Being a medical doctor, I never bothered to research about breastfeeding until my 5th baby came.  First, I'm an endocrinologist and I studied about hormones.  I truly believed that it is only hormones that would affect milk supply.  I never considered the law of supply and demand and its effects on milk supply.  Secondly, I never had the luxury of a maternity leave.  For all my 4 kids, once I could tolerate the postpartum pains, I was already out of the house and started doing my daily hospital rounds.  I got so busy taking care of patients that I forgot that my babies need me more than anybody else.  To compensate, I co-sleep and breastfed them to the best of my abilities (although with mix feeding).  I also take care of them whenever I'm at home.  

When I got pregnant with my fifth child, I was put on bedrest for 3 months due to preterm labor.  This was a surprising and difficult change - after having been busy with my profession.  During these trying times, my best friends were my rosary, novena, husband and 4 kids.  I also used the internet a lot and found a lot of information about breastfeeding.  At this time, I was already 40 years old and I promised myself to make breastfeeding succeed because this was going to be probably my last baby.

Despite all my research, when my baby arrived, he refused to latch on.  I was very disappointed.  My baby had to stay in the NICU for 3 days because of meconium aspiration.  I asked my husband to buy me a pump to build up my milk supply.  When we arrived home, my baby still refused my breast and I researched and found out about exclusively pumping moms.  I was still determined to breastfeed.  I did research and found out about nipple confusion.  
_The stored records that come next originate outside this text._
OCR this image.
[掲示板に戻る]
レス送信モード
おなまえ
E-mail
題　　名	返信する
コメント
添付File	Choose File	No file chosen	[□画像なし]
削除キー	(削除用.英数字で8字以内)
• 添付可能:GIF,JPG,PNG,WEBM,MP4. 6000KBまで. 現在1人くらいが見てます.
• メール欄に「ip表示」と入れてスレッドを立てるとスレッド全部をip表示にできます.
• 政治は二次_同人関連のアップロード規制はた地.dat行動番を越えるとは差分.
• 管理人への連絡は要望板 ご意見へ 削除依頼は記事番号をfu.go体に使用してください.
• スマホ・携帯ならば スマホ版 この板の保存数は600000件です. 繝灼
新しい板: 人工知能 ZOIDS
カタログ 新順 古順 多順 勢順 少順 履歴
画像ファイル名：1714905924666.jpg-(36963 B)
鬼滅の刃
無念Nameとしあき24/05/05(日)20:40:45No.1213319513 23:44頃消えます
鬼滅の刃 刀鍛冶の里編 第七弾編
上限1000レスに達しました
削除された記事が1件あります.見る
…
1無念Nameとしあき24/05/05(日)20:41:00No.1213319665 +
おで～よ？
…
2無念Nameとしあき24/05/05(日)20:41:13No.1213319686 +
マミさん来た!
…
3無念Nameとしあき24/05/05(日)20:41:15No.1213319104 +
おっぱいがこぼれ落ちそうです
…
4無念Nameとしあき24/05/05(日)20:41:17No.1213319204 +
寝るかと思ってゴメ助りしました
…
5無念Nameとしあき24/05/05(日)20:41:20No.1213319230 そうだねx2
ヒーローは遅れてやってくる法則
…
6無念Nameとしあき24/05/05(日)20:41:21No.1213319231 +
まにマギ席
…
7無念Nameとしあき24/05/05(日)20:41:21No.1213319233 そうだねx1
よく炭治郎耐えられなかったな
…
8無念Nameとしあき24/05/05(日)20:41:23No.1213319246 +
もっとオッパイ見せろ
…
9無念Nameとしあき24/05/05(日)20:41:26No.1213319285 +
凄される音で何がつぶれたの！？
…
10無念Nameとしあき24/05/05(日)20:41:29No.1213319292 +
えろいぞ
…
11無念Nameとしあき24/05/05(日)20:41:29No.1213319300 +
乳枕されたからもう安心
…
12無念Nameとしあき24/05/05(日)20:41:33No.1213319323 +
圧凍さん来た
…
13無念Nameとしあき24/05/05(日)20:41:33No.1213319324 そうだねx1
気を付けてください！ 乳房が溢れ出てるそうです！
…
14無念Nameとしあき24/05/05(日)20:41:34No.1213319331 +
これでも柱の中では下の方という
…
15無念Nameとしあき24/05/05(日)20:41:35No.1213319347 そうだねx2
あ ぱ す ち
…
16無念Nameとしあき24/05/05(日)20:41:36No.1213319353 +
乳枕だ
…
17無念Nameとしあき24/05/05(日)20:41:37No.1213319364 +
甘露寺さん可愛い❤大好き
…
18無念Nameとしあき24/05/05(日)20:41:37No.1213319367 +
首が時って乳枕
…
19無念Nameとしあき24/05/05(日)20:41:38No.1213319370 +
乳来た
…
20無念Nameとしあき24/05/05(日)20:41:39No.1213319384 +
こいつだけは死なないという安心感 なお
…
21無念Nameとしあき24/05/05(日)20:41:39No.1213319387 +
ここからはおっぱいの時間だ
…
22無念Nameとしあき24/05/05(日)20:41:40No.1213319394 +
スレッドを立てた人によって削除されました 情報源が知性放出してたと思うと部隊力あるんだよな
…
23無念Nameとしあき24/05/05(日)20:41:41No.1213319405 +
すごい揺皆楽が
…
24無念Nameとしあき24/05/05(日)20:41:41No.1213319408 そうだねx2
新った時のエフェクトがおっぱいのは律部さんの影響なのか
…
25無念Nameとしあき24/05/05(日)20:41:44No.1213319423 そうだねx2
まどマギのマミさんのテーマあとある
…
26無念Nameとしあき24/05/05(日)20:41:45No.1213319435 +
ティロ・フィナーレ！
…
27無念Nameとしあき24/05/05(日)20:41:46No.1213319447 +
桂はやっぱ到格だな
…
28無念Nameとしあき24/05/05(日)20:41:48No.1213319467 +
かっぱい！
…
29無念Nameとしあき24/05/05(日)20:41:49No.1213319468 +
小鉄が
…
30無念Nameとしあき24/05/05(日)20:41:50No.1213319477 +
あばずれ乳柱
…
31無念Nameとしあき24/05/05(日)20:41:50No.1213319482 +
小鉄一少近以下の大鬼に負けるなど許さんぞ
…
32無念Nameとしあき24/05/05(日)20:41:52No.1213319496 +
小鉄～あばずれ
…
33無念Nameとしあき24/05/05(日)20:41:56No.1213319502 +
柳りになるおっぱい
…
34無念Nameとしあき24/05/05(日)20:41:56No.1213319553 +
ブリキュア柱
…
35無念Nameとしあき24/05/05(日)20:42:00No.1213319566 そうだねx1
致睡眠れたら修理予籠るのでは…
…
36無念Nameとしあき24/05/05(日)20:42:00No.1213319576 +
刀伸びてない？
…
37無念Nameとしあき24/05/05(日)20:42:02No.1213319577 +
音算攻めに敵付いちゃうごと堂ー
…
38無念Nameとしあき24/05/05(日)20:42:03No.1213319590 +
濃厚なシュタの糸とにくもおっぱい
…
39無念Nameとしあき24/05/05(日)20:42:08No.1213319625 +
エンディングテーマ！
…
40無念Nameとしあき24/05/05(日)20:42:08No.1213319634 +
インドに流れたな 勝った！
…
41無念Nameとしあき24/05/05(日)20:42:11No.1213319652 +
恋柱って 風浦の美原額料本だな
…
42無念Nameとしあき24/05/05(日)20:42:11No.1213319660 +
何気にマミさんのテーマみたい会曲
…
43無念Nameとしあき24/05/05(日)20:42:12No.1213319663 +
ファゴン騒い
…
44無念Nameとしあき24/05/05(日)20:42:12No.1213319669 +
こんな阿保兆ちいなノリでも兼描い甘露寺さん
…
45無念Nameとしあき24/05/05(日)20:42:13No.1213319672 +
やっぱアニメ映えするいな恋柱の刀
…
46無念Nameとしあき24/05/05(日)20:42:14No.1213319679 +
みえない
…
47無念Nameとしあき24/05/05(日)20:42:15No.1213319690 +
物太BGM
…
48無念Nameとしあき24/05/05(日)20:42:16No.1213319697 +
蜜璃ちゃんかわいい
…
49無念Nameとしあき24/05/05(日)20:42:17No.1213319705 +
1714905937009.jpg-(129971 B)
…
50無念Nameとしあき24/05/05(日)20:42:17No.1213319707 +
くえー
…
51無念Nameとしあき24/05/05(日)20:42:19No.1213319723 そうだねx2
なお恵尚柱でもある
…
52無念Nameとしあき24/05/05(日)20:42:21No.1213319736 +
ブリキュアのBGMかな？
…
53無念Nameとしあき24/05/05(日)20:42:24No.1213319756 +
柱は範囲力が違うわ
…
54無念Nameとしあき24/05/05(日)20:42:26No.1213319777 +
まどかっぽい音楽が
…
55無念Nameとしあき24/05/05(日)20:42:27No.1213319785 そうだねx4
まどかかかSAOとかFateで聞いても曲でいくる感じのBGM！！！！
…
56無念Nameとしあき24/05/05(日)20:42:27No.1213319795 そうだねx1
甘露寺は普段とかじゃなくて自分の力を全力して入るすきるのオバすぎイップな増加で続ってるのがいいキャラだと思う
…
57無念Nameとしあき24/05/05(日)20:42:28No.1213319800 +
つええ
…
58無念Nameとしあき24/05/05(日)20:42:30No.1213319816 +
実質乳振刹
In hindsight, nipple confusion was probably the reason why my 3rd child refused to latch at 2 months and my 4 child refused to latch at 2 weeks.  I also found out that my youngest child had tongue tie.  Despite the challenges to exclusively pumping, I persevered and after 3 weeks, I was able to throw out formula milk.  

My next problem was my pump - which was a single electric pump - the thought of pumping for a year was impossible.  Happily, a doctor-friend (who was an exclusive pumper) introduced me to Mi'Ann of Babymama and I switched to the Unimom Forte.  I was quite happy with it - despite the fact that it was huge and I had to lug it everyday from one hospital to another.

Due to my continuous internet research, I encountered LATCH and La Leche League Manila.  I was able to meet with Abbie Yabot who helped me get through the nipple confusion issues.  After one month of trying to get the baby back to the breast, he finally latched on.  

My baby is now 9 months and he directly feeds when we are together and bottle feeds when I am away.  My husband was very supportive and helped me during the trying times of getting the baby to correctly latch on.  I attribute my success to him and to the knowledge and information I gained through readings and internet research.